Opposition’s Budget Debate: incoherent & contradictory (pt 2)

Dear Editor,
Poverty reduction, investing for the future through a balanced budget
The notion that the budget is void of a poverty reduction strategy and is not sufficiently balanced on the social side was not compellingly articulated by the critics. One of the key counter proposals by the Opposition, for example, in response to cost of living and poverty reduction is to distribute the oil revenues in the sum of $300,000 per household.
The Opposition also argued that the cost-of-living phenomenon may persist for the next three years (citing international agencies’ analyses). Hence, this is suggestive that the Opposition proposal is to be maintained for the next three years.
As illustrated earlier, the COL measures implemented by the Government translate to about $400,000 per household, albeit indirectly; which is more than the Opposition’s proposal of $300,000 per household through direct cash transfers. Assuming that the Opposition is proposing an additional $300,000 per household through direct cash transfers in addition to the COL measures implemented already, this will translate to an another $66 billion per household on the current expenditure side of the budget. This amount represents 8.4% of the budget, 32% of the NRF inflow to the budget, and 21% of the current revenue. To make this possible, it means that the Government would have to cut the capital expenditure side of the budget. The question is, which project should the Government cut and/ or delay to accommodate such a proposal?
For demonstration purposes, two major projects are the new bridge across the demerara river and the gas-to-energy project. The budgetary allocation for both projects in budget 2023 amounts to $45 billion, giving rise to a shortfall of $21 billion. This means that the Government would have to slash some of the road infrastructure projects in the budget to reach the $66 billion for this proposal. With these adjustments, the configuration of the budget will move from a 50:50 ratio to 59% (current expenditure) and 41% (capital expenditure). Apart from such proposal having the potential to engender uncontained inflationary pressures driven by consumption spending, it would effectively delay the development of the projects that are actually designed to mitigate the impact of inflationary pressures attributed to external factors. Consequently, not only Guyana, but the entire region will be subject to prolonged risks of externalities on the regional and domestic economies. As such, the gas-to-energy project, together with the infrastructure development, is absolutely critical to achieve the objectives of the regional energy and food security agenda that the Government has positioned Guyana to lead.

Social services sector
The budgetary allocations in the social services sector, which include allocations towards employment cost for public sector employees; health; education; social welfare programmes; housing and water; culture and youth amounts to $255.2 billion, reflecting a 36% increase over the previous year, and accounting for 33% of budget 2023 and 79.73% of current revenues.

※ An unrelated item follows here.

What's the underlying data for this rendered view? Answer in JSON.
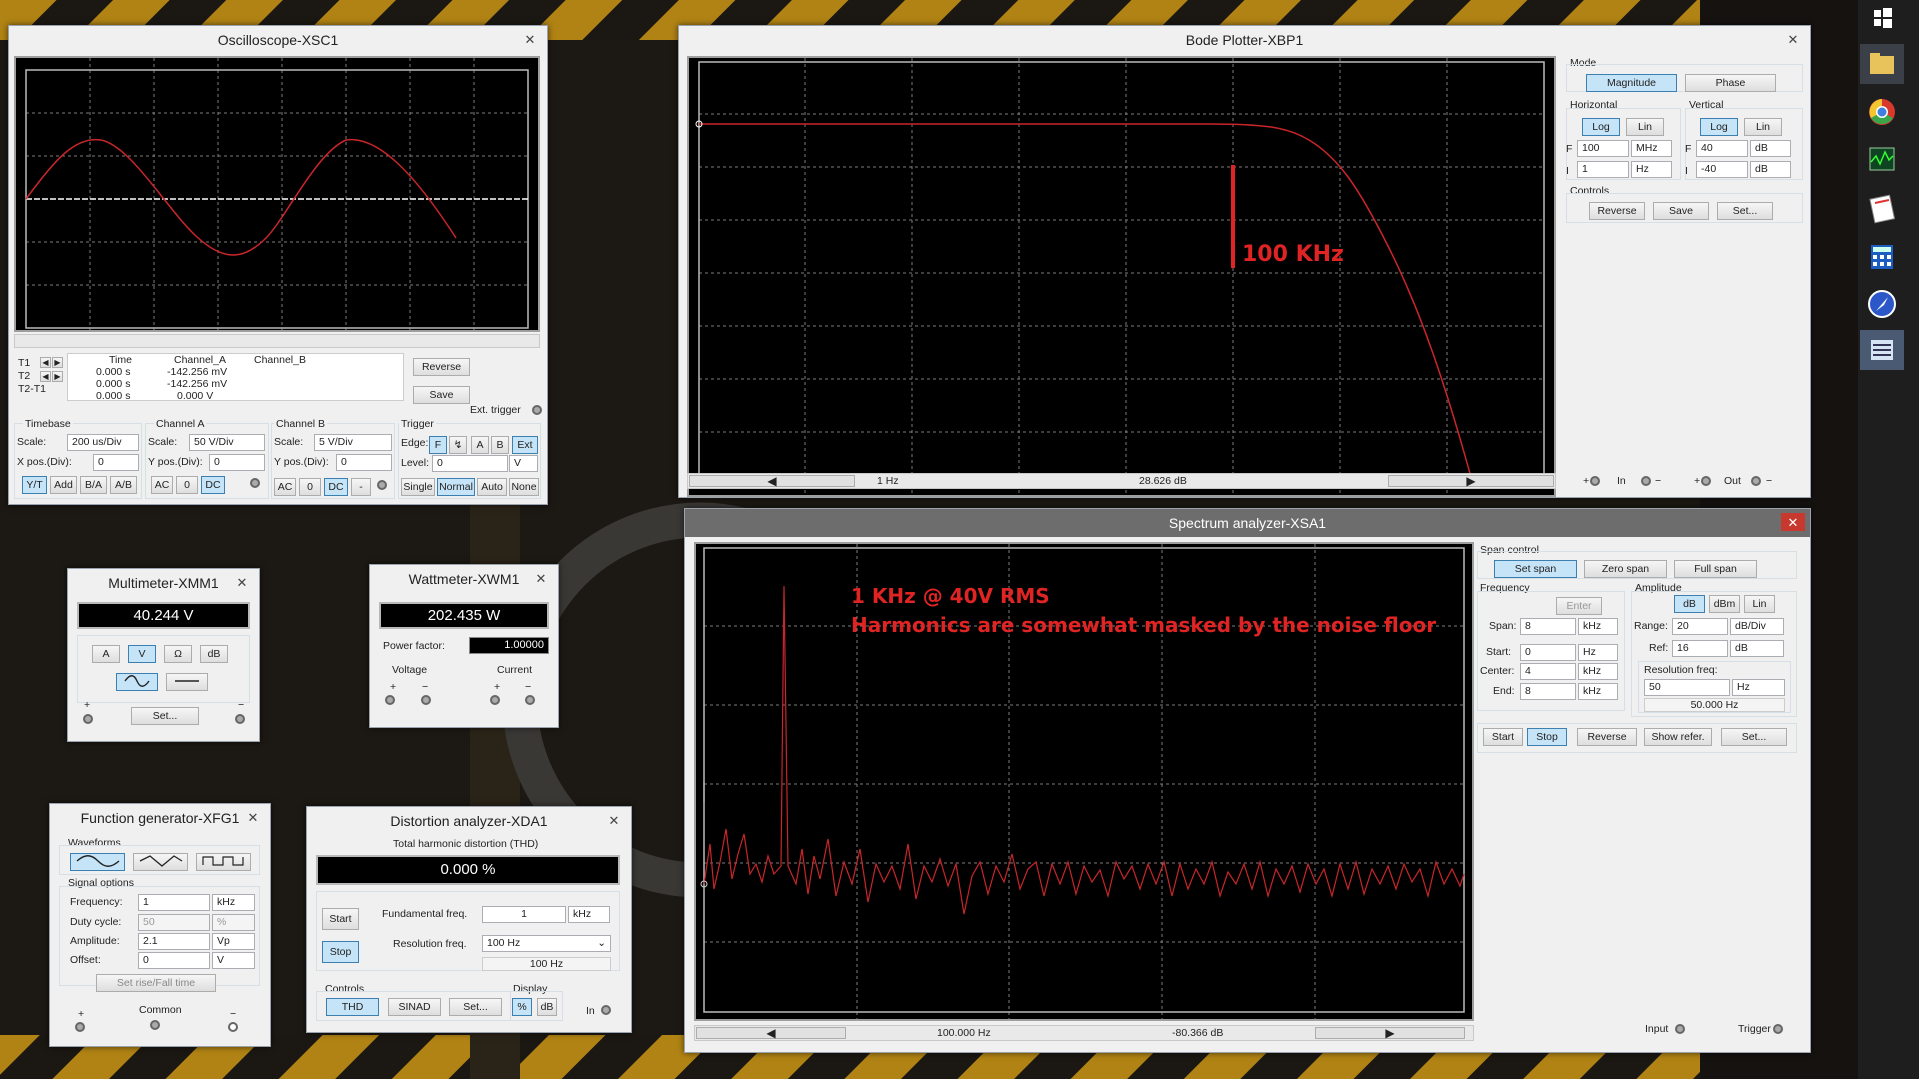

In view of this, there are substantial budgetary allocations towards the social services sector, while it must be noted that the approximate sum of $255.2 billion is exclusive of allocations towards the public safety and security sector.

Determining whether the Budget is a balanced budget
With respect to the argument that the budget is not a balanced budget, and is not people-centric, the proponents of this view failed to state and justify what are the determinants of a balanced budget, and how is it that the budget is not people-focused? In this regard, the author attempts to put context to this notion and demonstrate evidently how the budget is a people-focused budget, and to further contextualise the term “investment for the future”, or drawing the theme of the budget, “Improving lives today, building prosperity for tomorrow.”
In doing so, the author examined the composition of the population age groups using the 2012 population census data (which is 11 years ago), whereby, for the purpose of this analysis, the age groups were adjusted upwards by 11 years, since the study was done 11 years ago.
In examining the age groups of the population from the above illustration, 71% of the population are in the age group of 11–40; 17% of the population are in the age group 41–65; 7% of the population are in the age group 66–75; and the remaining 5% of the population are 76 and over. Putting this into context, investing for the future and creating prosperity for tomorrow essentially means investing in the economy that will create sustainable prosperity for the 71% of the population comprising of the present and future generations, who in turn have their entire working life ahead of them – and in the process building and developing the economy. Another 24% of the population in the age group which is made of 17%, in the age group of 41-65 and 7% in the age group of 66–75, these age groups are also in the working population, all of whom ought to have the framework for improved standard of living and quality of life today, and securing their future as well.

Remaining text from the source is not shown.